Update: Here is an example code that works fine, but is slow for a sparse matrix of 50.000x50.000 that I want to condense in a 10.000x10.000:
>>> A = (rand(4,4)<0.3)*rand(4,4)
>>> A = scipy.sparse.lil_matrix(A + A.T) # make the matrix symmetric
>>> B = scipy.sparse.lil_matrix((2,2))
>>> for i in range(B.shape[0]):
... for j in range(B.shape[0]):
... B[i,j] = A[i:i+2,j:j+2].sum()
First of all, lil matrix for the one your are summing up is probably really bad, I would try COO or maybe CSR/CSS (I don't know which will be better, but lil is probably inherently slower for many of these operations, even the slicing might be much slower, though I did not test). (Unless you know that for example dia fits perfectly)
Based on COO I could imagine doing some tricking around.

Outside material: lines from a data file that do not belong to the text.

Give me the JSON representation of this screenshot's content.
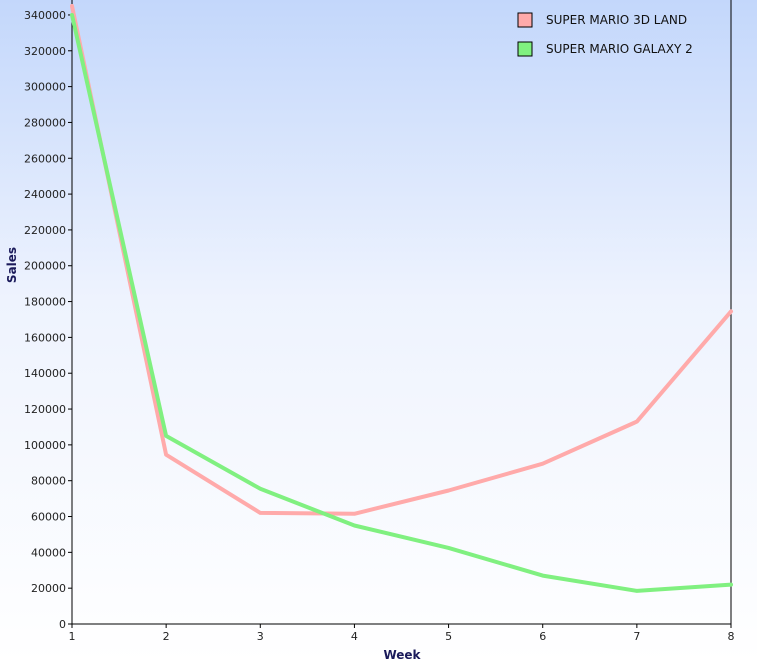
{
  "chart_data": {
    "type": "line",
    "title": "",
    "xlabel": "Week",
    "ylabel": "Sales",
    "x": [
      1,
      2,
      3,
      4,
      5,
      6,
      7,
      8
    ],
    "xlim": [
      1,
      8
    ],
    "ylim": [
      0,
      345000
    ],
    "y_ticks": [
      0,
      20000,
      40000,
      60000,
      80000,
      100000,
      120000,
      140000,
      160000,
      180000,
      200000,
      220000,
      240000,
      260000,
      280000,
      300000,
      320000,
      340000
    ],
    "grid": false,
    "legend_position": "top-right",
    "series": [
      {
        "name": "SUPER MARIO 3D LAND",
        "color": "#ffaaaa",
        "values": [
          345000,
          94500,
          62000,
          61500,
          74500,
          89500,
          113000,
          174500
        ]
      },
      {
        "name": "SUPER MARIO GALAXY 2",
        "color": "#80f080",
        "values": [
          340000,
          105000,
          75500,
          55000,
          42500,
          27000,
          18500,
          22000
        ]
      }
    ]
  }
}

Since COO has row and col arrays to give the exact positions:
matrix = A.tocoo()
new_row = matrix.row // 5
new_col = matrix.col // 5
bin = (matrix.shape[0] // 5) * new_col + new_row
# Now do a little dance because this is sparse,
# and most of the possible bin should not be in new_row/new_col
# also need to group the bins:
unique, bin = np.unique(bin, return_inverse=True)

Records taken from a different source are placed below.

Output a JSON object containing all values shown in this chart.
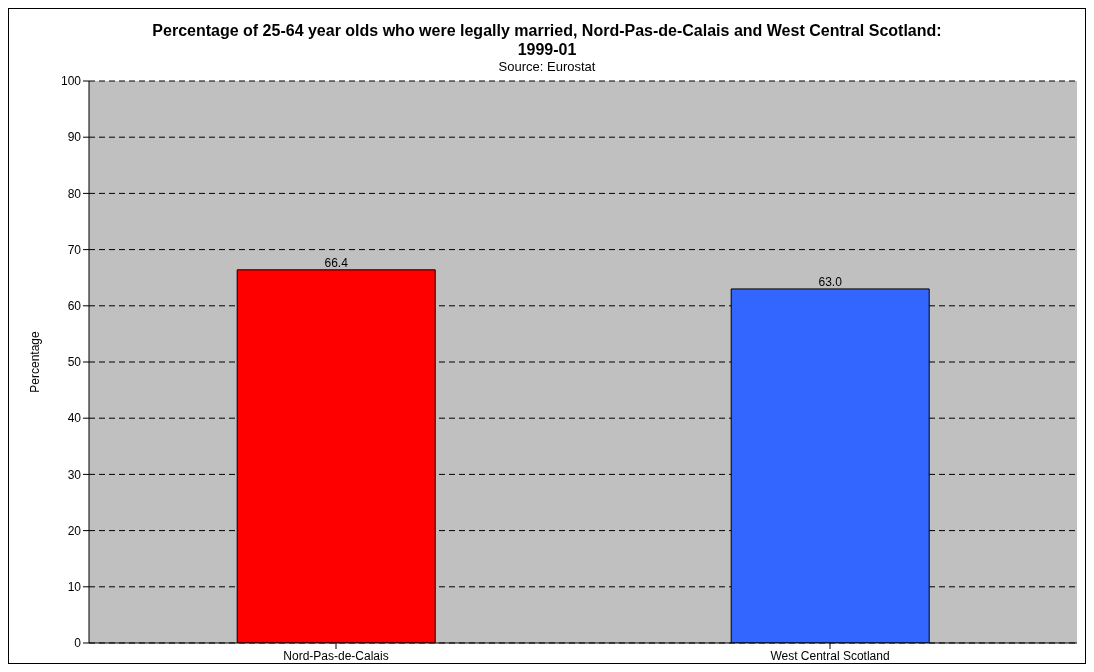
{
  "chart_data": {
    "type": "bar",
    "title": "Percentage of 25-64 year olds who were legally married, Nord-Pas-de-Calais and West Central Scotland: 1999-01",
    "annotations": [
      "Source: Eurostat"
    ],
    "ylabel": "Percentage",
    "categories": [
      "Nord-Pas-de-Calais",
      "West Central Scotland"
    ],
    "values": [
      66.4,
      63.0
    ],
    "colors": [
      "#ff0000",
      "#3366ff"
    ],
    "value_labels": [
      "66.4",
      "63.0"
    ],
    "ylim": [
      0,
      100
    ],
    "yticks": [
      0,
      10,
      20,
      30,
      40,
      50,
      60,
      70,
      80,
      90,
      100
    ],
    "grid": "y",
    "legend": false
  }
}
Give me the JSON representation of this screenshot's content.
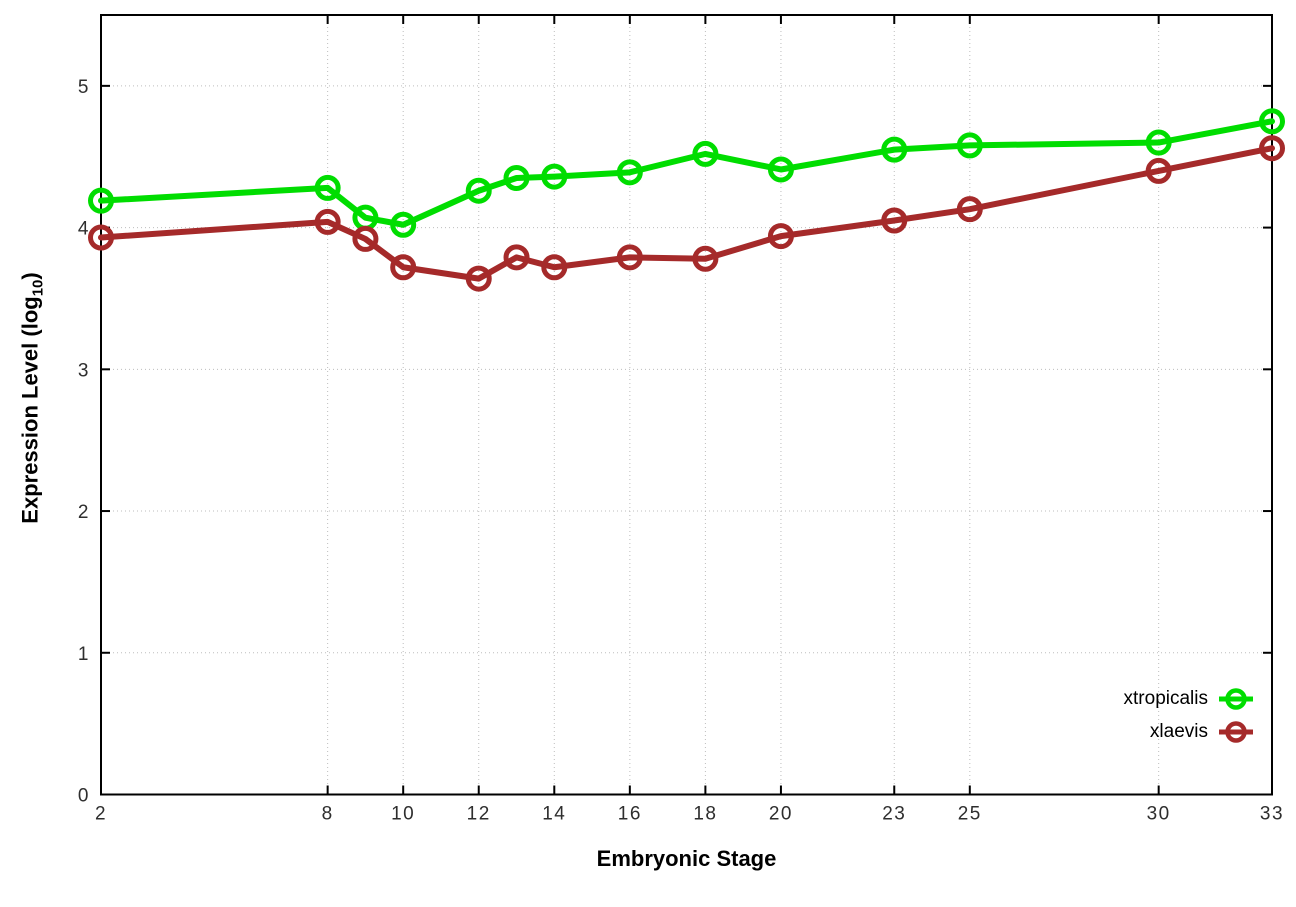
{
  "figure": {
    "background": "#ffffff",
    "frame_color": "#000000",
    "grid_color": "#bdbdbd",
    "tick_label_color": "#2e2e2e"
  },
  "axis_titles": {
    "x": "Embryonic Stage",
    "y_main": "Expression Level (log",
    "y_sub": "10",
    "y_close": ")"
  },
  "legend": {
    "items": [
      {
        "label": "xtropicalis",
        "color": "#00dd00"
      },
      {
        "label": "xlaevis",
        "color": "#a52a2a"
      }
    ]
  },
  "chart_data": {
    "type": "line",
    "title": "",
    "xlabel": "Embryonic Stage",
    "ylabel": "Expression Level (log10)",
    "x": [
      2,
      8,
      9,
      10,
      12,
      13,
      14,
      16,
      18,
      20,
      23,
      25,
      30,
      33
    ],
    "series": [
      {
        "name": "xtropicalis",
        "color": "#00dd00",
        "values": [
          4.19,
          4.28,
          4.07,
          4.02,
          4.26,
          4.35,
          4.36,
          4.39,
          4.52,
          4.41,
          4.55,
          4.58,
          4.6,
          4.75
        ]
      },
      {
        "name": "xlaevis",
        "color": "#a52a2a",
        "values": [
          3.93,
          4.04,
          3.92,
          3.72,
          3.64,
          3.79,
          3.72,
          3.79,
          3.78,
          3.94,
          4.05,
          4.13,
          4.4,
          4.56
        ]
      }
    ],
    "x_ticks": [
      2,
      8,
      10,
      12,
      14,
      16,
      18,
      20,
      23,
      25,
      30,
      33
    ],
    "y_ticks": [
      0,
      1,
      2,
      3,
      4,
      5
    ],
    "xlim": [
      2,
      33
    ],
    "ylim": [
      0,
      5.5
    ],
    "grid": true,
    "legend_position": "bottom-right",
    "marker": "open-circle",
    "line_width": 6
  }
}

sum = np.bincount(bin, weights=matrix.data)
new_col = unique // (matrix.shape[0] // 5)
new_row = unique - new_col * (matrix.shape[0] // 5)

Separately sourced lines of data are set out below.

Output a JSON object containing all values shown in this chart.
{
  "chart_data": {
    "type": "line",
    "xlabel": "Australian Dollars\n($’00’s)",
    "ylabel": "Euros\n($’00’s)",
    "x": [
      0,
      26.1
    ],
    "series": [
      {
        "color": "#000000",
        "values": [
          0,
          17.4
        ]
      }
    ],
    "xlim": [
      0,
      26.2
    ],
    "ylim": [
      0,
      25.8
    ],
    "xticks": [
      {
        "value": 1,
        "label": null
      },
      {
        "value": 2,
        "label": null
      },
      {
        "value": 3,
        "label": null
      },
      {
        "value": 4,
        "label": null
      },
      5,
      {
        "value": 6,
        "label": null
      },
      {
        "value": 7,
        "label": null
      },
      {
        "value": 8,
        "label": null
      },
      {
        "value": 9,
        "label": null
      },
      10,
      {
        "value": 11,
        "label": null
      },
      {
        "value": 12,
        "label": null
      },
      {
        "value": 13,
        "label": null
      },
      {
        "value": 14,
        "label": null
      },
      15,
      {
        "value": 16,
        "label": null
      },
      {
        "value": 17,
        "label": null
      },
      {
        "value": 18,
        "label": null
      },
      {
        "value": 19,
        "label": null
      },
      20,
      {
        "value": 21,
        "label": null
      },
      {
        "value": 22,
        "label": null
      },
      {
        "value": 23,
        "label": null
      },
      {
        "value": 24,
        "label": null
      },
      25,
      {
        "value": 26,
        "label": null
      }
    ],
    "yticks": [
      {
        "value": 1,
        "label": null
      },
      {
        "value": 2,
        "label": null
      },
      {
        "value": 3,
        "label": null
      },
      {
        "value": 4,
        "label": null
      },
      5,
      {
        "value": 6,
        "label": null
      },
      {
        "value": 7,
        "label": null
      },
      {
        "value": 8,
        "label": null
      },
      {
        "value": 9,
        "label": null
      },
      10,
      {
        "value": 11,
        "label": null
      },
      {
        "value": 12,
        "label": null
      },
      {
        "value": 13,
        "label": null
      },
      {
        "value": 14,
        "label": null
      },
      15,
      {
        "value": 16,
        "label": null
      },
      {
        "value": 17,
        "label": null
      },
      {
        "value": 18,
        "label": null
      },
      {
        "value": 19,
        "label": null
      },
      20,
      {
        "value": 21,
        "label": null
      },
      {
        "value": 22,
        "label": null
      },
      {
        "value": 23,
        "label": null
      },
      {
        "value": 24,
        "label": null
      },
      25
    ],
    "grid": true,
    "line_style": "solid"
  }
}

result = scipy.sparse.coo_matrix((sum, (new_row, new_col)))
(I won't guarantee that I didn't confuse row and column somewhere and this only works for square matrices...)
Given a square matrix of size N and a split size of d (so matrix will be partitioned into N/d * N/d sub-matrices of size d), could you use numpy.split a couple times to build a collection of those sub-matrices, sum each of them, and put them back together?
This should be treated more as pseudocode than an efficient implementation, but it expresses my idea:
def chunk(matrix, size):
row_wise = []
for hchunk in np.split(matrix, size):
row_wise.append(np.split(hchunk, size, 1))
return row_wise
def sum_chunks(chunks):
sum_rows = []
for row in chunks:
sum_rows.append([np.sum(col) for col in row])
return np.array(sum_rows)
Or more compactly as
def sum_in_place(matrix, size):
return np.array([[np.sum(vchunk) for vchunk in np.split(hchunk, size, 1)]
for hchunk in np.split(matrix, size)])
This gives you something like the following:
In [16]: a
Out[16]:
array([[ 0, 1, 2, 3],
[ 4, 5, 6, 7],
[ 8, 9, 10, 11],
[12, 13, 14, 15]])
In [17]: chunk.sum_in_place(a, 2)
Out[17]:
array([[10, 18],
[42, 50]])
For a 4x4 example you can do the following:
In [43]: a = np.arange(16.).reshape((4, 4))
In [44]: a
Out[44]:
array([[ 0., 1., 2., 3.],
[ 4., 5., 6., 7.],
[ 8., 9., 10., 11.],
[ 12., 13., 14., 15.]])
In [45]: u = np.array([a[:2, :2], a[:2, 2:], a[2:,:2], a[2:, 2:]])
In [46]: u
Out[46]:
array([[[ 0., 1.],
[ 4., 5.]],
[[ 2., 3.],
[ 6., 7.]],
[[ 8., 9.],
[ 12., 13.]],
[[ 10., 11.],
[ 14., 15.]]])
In [47]: u.sum(1).sum(1).reshape(2, 2)
Out[47]:
array([[ 10., 18.],
[ 42., 50.]])
Using something like itertools it should be possible to automate and generalise an expression for u.